Abnormal Human Activity Recognition (Part 1 - Introduction)

A review about Abnormal Human Activity Recognition.
type: insightlevel: easyguides: abnormal_activity_recognition

Computer vision technology that can identify human behavior has gotten a lot of interest in recent years. Human motion recognition is still a difficulty in the field of computer vision, despite its widespread usage in a variety of applications.

Surveillance systems, situation awareness, homeland security, and smart environments have all improved as a result of the notion of intelligent visual recognition of anomalous human behaviour. However, due to factors such as (a) the core concept of anomaly, (b) feature representation of an anomaly, (c) its application, and therefore (d) the dataset, aberrant human behavior is exceedingly different in and of itself. The goal of this series is to provide a list of extant abnormal human activity recognition (AbHAR) handmade and deep techniques that differ in the kind of data available, such as two-dimensional or three-dimensional data.


On the basis of the main type of input provided to the system, abnormal human activity recognition (AbHAR) approaches may be divided into two categories: two-dimensional AbHAR systems and three-dimensional AbHAR systems. Figure 1 depicts the AbHAR system's thorough categorization. In the bulk of the ways outlined, a two-dimensional AbHAR system is fed with 2D silhouettes for single person AbHAR. Three-dimensional AbHAR systems, on the other hand, are supplied depth silhouettes and skeletal structures of the individual. Both approaches have their own set of uses and advantages.

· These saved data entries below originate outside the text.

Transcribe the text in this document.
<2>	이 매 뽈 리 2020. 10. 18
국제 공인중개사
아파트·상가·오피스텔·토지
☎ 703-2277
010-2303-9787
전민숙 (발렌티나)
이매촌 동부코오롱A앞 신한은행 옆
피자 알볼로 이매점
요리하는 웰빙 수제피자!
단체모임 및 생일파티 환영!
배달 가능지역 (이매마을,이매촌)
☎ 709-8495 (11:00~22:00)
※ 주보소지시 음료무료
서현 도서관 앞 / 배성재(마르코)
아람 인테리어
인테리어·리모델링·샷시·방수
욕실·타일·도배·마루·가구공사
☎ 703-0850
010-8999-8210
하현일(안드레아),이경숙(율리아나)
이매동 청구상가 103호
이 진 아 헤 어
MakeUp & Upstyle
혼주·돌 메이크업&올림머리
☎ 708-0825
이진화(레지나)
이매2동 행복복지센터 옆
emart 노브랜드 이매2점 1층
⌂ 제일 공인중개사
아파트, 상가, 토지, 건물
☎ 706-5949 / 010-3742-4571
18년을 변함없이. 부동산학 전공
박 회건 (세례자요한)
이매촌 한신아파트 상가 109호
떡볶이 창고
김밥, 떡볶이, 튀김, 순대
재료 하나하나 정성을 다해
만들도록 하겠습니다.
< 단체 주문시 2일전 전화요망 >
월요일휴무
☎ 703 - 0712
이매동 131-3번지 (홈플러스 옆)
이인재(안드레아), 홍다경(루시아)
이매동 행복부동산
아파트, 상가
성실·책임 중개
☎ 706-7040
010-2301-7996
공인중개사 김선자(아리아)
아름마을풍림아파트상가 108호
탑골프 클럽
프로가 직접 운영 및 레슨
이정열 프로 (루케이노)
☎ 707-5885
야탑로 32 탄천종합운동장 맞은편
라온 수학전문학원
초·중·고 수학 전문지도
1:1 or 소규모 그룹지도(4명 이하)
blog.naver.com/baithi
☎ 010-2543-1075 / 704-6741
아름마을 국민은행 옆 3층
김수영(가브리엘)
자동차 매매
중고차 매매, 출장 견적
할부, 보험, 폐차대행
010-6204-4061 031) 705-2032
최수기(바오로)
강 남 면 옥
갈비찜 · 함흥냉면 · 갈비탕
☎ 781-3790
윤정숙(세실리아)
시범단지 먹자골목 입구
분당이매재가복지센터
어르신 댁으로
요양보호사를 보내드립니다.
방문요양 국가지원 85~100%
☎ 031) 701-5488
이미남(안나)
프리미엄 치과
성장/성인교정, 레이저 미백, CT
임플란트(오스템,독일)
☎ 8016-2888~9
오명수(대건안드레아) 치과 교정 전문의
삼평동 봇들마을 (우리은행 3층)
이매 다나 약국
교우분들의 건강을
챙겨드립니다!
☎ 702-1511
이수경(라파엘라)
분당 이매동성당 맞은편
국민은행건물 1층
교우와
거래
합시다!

Figure 1: Taxonomy of Abnormal Human Activity Recognition (AbHAR).

Two-Dimensional AbHAR

An image's RGB intensity and object detection (spatial information) are two basic observations. Researchers have conducted extensive study on normal and dysfunctional HAR systems employing 2D RGB/intensity/spatial information of a picture. Single person AbHAR and Multiple Persons AbHAR are the two types of 2D-AbHAR techniques discussed in this section. Different sorts of feature representations of action are described in each area to offer a quick overview of available approaches.

Single person AbHAR

On the basis of their substantial contributions in comprehending single person action recognition, the former is further divided into:

  • Silhouette-based approaches.
  • Spatio-temporal based approaches.
  • Miscellaneous approaches.

Multiple persons AbHAR

Multiple Persons AbHAR techniques are divided into three categories:

  • Sparse Representation based approaches.
  • Spatio-temporal based approaches.
  • Miscellaneous approaches.

Three-dimensional AbHAR

In compared to one-dimensional data processing, multi-dimensional data processing always produces more accurate and exact outcomes. This fact has always piqued academics' interest in 3D and 4D data. Due to the enormous popularity of Microsoft depth sensors in recent years, research on aberrant Human Activity utilizing depth information has exploded. Researchers now have access to a lot of new datasets that allow them to construct unique designs and test them on a larger collection of sequences. We can provide image depth information as well as a skeleton view with each joint position in a three-dimensional coordinate system. Using depth and skeleton representations of an image, some intriguing applications have been created.

Depth based AbHAR

Depth images not only make low-level image processing easier and faster, but they also produce superior results in terms of background removal, object motion detection, and localisation.

Skeleton based AbHAR

Skeleton representation of the human body gives acute features of human posture in a compact form, removing the requirement for a good segmentation approach to extract 2D silhouettes and simplifying height centroid computation from depth silhouettes. This has prompted academics to create real-time applications based on the skeleton modality, which makes computations faster, easier, and more efficient.

Deep features based action description

It has been noticed that the notion of feature engineering has evolved from 2D to 3D features throughout time in order to better action representation. However, the complexity of designing handcrafted features is extremely high, which is one of the primary reasons for shifting features from the shallow to deep regions, which has elevated the practical applicability of action recognition algorithms to a new level of excellence by applying deep learning knowledge to recognition systems. It includes 2 main approaches:

  • Single person based abnormal human action recognition.
  • Multiple persons based abnormal event detection.

In the next blogs, we will go through certain aspects of the topic in greater depth.